Audionomtidningen - Sem vento para pessoas em movimento

Bicicleta, cavalo ou barco não importa. Niki Westerberg é uma chefe de comunicação dinâmica que experimentou o Windfree. Encontramo-la para ouvir o que significa viver com perda auditiva e em que situações o Windfree pode ajudar…

É sexta-feira à tarde e vejo Niki a correr um pouco do lado de fora da janela. Combinámos encontrar-nos no restaurante I Mamadou para um almoço tardio. Mamadou é um local popular para almoços e, apesar de serem 13h00, tivemos de pedir a um dos colegas da Niki para se levantar para podermos sentar-nos.

Niki conta-nos sobre a sua deficiência auditiva. Desde pequena que Niki tem perda auditiva. Descobriram cedo que ela ouvia 80% pelo ouvido esquerdo e 60% pelo direito. Com o tempo, piorou e consideraram uma cirurgia. No entanto, a simples ideia do risco de a audição piorar levou a que desistissem.

– Consegue-se surpreendentemente longe ao aguçar os outros sentidos, diz Niki, falando da capacidade de ler lábios e da importância de se posicionar estrategicamente numa sala para perceber o que é dito.

Com o tempo, a audição piorou e, no fim, foi a família da Niki que se cansou e achou que era altura de usar aparelhos auditivos. O serviço público não tinha muitos modelos para escolher, por isso acabou por ir ao Sophiahemmet. 38 000 kr e dois aparelhos auditivos fantásticos depois, a vida da Niki mudou bastante.

– WOW, que sensação ouvir TUDO. De repente, podia ouvir o som de uma mão a passar num tecido… Ou uma conversa privada cinco filas atrás no autocarro. Também há desvantagens em ouvir… Tive de me habituar gradualmente, conta Niki.

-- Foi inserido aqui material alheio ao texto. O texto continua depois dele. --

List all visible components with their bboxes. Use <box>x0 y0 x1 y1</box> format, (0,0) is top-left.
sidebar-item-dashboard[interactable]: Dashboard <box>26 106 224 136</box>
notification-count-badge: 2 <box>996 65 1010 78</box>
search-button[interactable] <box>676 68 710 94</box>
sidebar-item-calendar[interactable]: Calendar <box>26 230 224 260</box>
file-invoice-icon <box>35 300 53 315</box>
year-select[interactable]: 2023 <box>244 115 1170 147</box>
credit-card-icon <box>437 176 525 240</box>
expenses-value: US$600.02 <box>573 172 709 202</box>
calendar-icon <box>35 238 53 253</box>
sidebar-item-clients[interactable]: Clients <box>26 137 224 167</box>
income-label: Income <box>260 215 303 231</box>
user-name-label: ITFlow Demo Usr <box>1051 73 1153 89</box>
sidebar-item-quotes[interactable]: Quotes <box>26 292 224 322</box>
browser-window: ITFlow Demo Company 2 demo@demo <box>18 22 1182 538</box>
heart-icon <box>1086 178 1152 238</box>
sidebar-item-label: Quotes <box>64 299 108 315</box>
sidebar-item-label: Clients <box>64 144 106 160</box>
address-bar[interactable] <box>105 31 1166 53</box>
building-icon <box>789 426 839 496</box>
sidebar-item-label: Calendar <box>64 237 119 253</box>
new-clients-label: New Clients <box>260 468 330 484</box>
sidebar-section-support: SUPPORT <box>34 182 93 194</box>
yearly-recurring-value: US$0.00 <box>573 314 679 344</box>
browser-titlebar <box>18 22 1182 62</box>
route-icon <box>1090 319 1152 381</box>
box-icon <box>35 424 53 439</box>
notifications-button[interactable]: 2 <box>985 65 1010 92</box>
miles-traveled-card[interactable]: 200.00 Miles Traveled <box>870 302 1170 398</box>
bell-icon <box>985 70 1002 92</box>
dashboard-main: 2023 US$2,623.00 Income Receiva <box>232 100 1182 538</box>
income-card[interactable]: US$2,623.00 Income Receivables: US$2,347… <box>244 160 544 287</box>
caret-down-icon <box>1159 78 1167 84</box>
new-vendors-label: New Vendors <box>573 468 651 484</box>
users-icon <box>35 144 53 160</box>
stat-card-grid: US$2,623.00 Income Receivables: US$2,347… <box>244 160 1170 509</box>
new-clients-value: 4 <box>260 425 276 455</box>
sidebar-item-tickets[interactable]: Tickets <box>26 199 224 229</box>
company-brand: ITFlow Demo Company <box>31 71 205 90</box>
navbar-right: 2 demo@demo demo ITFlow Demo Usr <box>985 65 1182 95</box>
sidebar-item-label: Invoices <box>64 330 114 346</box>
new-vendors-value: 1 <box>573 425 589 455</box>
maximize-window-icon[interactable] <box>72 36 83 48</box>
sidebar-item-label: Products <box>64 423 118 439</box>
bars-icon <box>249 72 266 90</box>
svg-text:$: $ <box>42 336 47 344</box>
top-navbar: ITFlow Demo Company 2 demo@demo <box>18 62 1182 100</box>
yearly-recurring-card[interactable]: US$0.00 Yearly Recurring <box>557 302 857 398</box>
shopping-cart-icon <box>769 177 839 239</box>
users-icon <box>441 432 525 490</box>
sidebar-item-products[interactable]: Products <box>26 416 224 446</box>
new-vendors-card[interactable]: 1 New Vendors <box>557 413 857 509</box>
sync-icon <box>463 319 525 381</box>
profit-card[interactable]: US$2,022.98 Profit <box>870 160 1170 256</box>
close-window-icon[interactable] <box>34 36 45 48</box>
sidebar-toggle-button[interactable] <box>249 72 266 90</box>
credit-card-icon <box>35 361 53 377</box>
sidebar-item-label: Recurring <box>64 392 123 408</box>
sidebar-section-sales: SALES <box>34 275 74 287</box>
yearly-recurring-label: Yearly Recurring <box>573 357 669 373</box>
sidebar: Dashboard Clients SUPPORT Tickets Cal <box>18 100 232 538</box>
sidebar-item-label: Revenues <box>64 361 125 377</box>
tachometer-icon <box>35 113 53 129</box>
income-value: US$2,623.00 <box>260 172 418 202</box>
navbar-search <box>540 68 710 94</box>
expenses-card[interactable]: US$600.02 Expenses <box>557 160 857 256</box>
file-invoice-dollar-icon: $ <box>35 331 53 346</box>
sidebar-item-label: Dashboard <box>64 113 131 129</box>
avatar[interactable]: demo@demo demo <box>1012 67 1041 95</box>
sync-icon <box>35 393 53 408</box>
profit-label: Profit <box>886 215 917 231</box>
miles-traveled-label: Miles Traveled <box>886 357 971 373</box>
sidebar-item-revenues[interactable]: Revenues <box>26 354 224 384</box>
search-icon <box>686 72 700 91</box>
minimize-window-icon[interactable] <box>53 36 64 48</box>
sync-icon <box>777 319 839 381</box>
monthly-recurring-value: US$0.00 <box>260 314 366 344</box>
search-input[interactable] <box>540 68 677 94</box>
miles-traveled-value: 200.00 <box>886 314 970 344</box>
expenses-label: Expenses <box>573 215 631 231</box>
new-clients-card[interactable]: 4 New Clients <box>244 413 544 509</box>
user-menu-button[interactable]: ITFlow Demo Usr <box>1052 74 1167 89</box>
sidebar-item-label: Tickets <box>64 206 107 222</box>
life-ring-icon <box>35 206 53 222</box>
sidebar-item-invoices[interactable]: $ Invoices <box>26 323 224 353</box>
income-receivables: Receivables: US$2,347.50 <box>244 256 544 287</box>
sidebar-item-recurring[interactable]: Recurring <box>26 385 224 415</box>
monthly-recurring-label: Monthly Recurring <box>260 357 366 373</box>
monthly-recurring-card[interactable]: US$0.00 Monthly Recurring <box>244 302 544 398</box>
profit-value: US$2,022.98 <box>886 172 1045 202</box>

Nessa altura, Niki trabalhava como secretária de imprensa. Com a ajuda de um sistema de indução ligado ao telefone, podia receber as chamadas diretamente no ouvido – sem auscultadores ou Bluetooth.

– Foi fantástico não ter de ler atas para perceber o que foi dito nas reuniões, diz Niki.

Hoje trabalha como chefe de comunicação na Ledarna. É uma pessoa ativa e determinada que se recusou a deixar a sua deficiência ser uma limitação na vida. Para além do trabalho, passa grande parte do tempo a andar a cavalo e no coro. No verão, também faz alguns passeios de barco com a família. Niki gosta de velocidade. Tanto a galope como no mar. Mas não do ruído do vento que os aparelhos auditivos captam.

Niki descreve:
– imagina o som do vento a soprar diretamente para um microfone. No mínimo, desagradável. Por isso, desligava sempre os aparelhos no barco. O problema é que não ouvia o que o meu marido me dizia.

– Salta! gritou ele quando íamos atracar. Virei-me para ver o que queria. PUM. E lá estávamos nós no cais…

Niki experimentou o Windfree tanto no barco como a cavalo. O resultado é que não precisa de escolher: ouvir o que as pessoas dizem ou evitar o cansaço do ruído do vento.

– É absolutamente fantástico! Todo o ruído do vento desaparece e eu consigo ouvir perfeitamente, conta Niki.

Também na equitação de salto, ela tem beneficiado dos seus Windfree.

– Para ouvir as instruções do meu treinador antes de cada obstáculo, tenho de aumentar o volume ao máximo nos meus aparelhos auditivos. Antes, o ruído do vento era insuportável. Agora ouço o treinador perfeitamente e posso concentrar-me no cavalo e no salto.

Quando questionada sobre o que poderia melhorar, Niki tem um único desejo. Uma versão de luxo do Windfree que possa ser fixada diretamente no capacete de equitação. Talvez para o próximo modelo?

Factos sobre o Windfree
O Windfree foi desenvolvido para proteger o ouvido desprotegido do vento ou da velocidade. O produto foi inicialmente criado para ajudar ciclistas a proteger os ouvidos do ruído ensurdecedor do vento. Testes mostraram que o Windfree tem muitos mais públicos-alvo, especialmente entre pessoas com perda auditiva e com tinnitus. Efeito medido em túnel de vento = -20 dB.